Es waren verrückte Tage, auch mit der Geschichte rund um die Wildmosers. Das hat den ganzen Verein in den Grundfesten erschüttert (mit der Veröffentlichung des Arena-Schmiergeldskandals wurden die Wildmosers verhaftet, d. Red.). Ich kam morgens zum Training in mein Büro, da saß jemand an meinem Computer. Mir wurde gesagt, ich solle draußen warten. Das war die Steuerfahndung. Und dann die Trainerentlassung: Das war in dem Moment natürlich beschissen, gar keine Frage. Mehr gibt es darüber nicht zu sagen.

db24: Warum ist es der Mannschaft 2004 damals nicht gelungen, den Abwärtstrend zu verhindern, die Löwen standen lange im Mittelfeld der Tabelle?
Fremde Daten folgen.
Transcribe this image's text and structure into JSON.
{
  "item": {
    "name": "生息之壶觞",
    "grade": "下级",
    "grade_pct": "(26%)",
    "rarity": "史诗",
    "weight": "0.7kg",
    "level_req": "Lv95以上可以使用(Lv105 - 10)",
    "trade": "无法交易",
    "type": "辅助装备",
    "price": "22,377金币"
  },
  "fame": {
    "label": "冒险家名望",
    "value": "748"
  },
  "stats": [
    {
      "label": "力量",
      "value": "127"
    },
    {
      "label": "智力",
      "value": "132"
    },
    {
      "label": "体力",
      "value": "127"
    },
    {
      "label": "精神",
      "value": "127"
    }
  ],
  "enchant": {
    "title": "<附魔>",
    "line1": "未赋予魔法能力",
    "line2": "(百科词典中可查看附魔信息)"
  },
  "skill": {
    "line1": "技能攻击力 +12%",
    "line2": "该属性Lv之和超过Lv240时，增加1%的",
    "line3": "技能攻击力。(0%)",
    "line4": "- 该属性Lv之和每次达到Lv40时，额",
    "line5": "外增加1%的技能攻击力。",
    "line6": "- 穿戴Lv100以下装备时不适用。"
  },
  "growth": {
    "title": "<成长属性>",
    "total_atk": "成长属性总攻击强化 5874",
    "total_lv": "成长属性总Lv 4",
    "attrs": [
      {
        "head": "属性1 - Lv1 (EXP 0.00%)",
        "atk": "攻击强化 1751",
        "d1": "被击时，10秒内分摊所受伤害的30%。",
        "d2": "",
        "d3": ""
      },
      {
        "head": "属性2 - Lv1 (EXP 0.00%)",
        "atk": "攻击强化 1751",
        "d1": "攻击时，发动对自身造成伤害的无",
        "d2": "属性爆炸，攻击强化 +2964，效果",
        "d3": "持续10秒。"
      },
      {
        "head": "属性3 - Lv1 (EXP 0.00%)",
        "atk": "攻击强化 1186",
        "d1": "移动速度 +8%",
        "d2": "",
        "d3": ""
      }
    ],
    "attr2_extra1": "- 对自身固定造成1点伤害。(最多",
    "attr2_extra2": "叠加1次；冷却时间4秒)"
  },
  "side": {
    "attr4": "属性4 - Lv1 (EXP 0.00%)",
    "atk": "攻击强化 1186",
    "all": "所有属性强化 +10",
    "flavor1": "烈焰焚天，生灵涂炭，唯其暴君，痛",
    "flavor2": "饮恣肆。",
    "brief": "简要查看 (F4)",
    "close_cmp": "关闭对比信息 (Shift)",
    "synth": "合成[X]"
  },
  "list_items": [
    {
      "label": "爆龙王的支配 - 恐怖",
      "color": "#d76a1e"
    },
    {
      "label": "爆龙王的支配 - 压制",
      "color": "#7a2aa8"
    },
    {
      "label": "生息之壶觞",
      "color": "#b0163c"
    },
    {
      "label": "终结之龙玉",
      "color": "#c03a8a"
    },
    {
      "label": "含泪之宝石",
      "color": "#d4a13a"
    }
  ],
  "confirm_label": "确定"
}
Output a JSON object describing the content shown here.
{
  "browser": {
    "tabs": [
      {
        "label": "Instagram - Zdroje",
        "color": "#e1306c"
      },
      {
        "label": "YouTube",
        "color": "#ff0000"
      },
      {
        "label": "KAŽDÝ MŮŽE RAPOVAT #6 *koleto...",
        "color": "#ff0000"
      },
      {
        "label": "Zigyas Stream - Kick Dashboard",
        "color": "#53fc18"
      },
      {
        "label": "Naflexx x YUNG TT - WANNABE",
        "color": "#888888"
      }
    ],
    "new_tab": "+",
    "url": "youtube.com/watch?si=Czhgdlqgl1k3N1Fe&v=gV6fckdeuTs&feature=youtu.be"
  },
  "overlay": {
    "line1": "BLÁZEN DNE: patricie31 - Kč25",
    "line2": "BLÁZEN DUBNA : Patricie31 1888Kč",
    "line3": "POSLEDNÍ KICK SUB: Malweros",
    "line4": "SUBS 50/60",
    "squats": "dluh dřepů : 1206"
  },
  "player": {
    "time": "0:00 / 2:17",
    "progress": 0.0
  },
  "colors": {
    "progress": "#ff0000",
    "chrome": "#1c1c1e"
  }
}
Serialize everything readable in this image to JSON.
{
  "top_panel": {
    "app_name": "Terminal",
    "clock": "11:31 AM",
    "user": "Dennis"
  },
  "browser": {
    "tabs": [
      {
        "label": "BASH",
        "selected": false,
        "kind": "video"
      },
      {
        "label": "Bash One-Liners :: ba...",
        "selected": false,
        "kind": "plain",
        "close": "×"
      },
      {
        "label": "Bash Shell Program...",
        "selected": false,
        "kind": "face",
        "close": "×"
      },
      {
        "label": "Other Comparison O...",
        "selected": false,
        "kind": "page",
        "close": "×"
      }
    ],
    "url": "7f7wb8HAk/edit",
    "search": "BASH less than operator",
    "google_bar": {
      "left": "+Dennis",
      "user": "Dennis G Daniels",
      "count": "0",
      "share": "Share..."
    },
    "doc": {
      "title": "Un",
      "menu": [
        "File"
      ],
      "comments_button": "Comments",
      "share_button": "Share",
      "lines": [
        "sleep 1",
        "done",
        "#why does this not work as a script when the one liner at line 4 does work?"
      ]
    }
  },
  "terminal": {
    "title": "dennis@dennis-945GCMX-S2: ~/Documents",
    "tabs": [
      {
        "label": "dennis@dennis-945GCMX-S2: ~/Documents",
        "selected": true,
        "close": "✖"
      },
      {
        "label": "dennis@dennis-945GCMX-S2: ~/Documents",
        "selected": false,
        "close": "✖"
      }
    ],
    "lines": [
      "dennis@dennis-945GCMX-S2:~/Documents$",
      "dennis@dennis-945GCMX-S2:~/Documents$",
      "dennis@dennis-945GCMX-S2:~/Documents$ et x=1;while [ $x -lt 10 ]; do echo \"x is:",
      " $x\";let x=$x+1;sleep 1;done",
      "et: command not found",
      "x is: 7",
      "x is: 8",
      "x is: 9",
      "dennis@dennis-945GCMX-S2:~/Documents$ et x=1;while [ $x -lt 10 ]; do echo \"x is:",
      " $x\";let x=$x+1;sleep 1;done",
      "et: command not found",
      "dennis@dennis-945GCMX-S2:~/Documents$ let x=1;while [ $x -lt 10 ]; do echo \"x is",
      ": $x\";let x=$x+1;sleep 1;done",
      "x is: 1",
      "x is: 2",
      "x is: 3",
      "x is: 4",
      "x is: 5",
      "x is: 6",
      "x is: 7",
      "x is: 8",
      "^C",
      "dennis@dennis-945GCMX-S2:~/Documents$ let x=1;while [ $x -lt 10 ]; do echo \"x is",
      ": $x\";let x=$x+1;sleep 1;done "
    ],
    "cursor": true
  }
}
Es ist häufig so, dass Mannschaften, die unten reingeraten, die Durchschlagskraft nach vorne fehlt. Das war auch unser Problem. Benny Lauth hing mehrere Wochen ein bisschen in den Seilen. Benny war damals sehr jung und es lastete zu viel Druck auf seinen Schultern. Neben ihm gab es einfach zu wenige Spieler, die Tore machen konnten.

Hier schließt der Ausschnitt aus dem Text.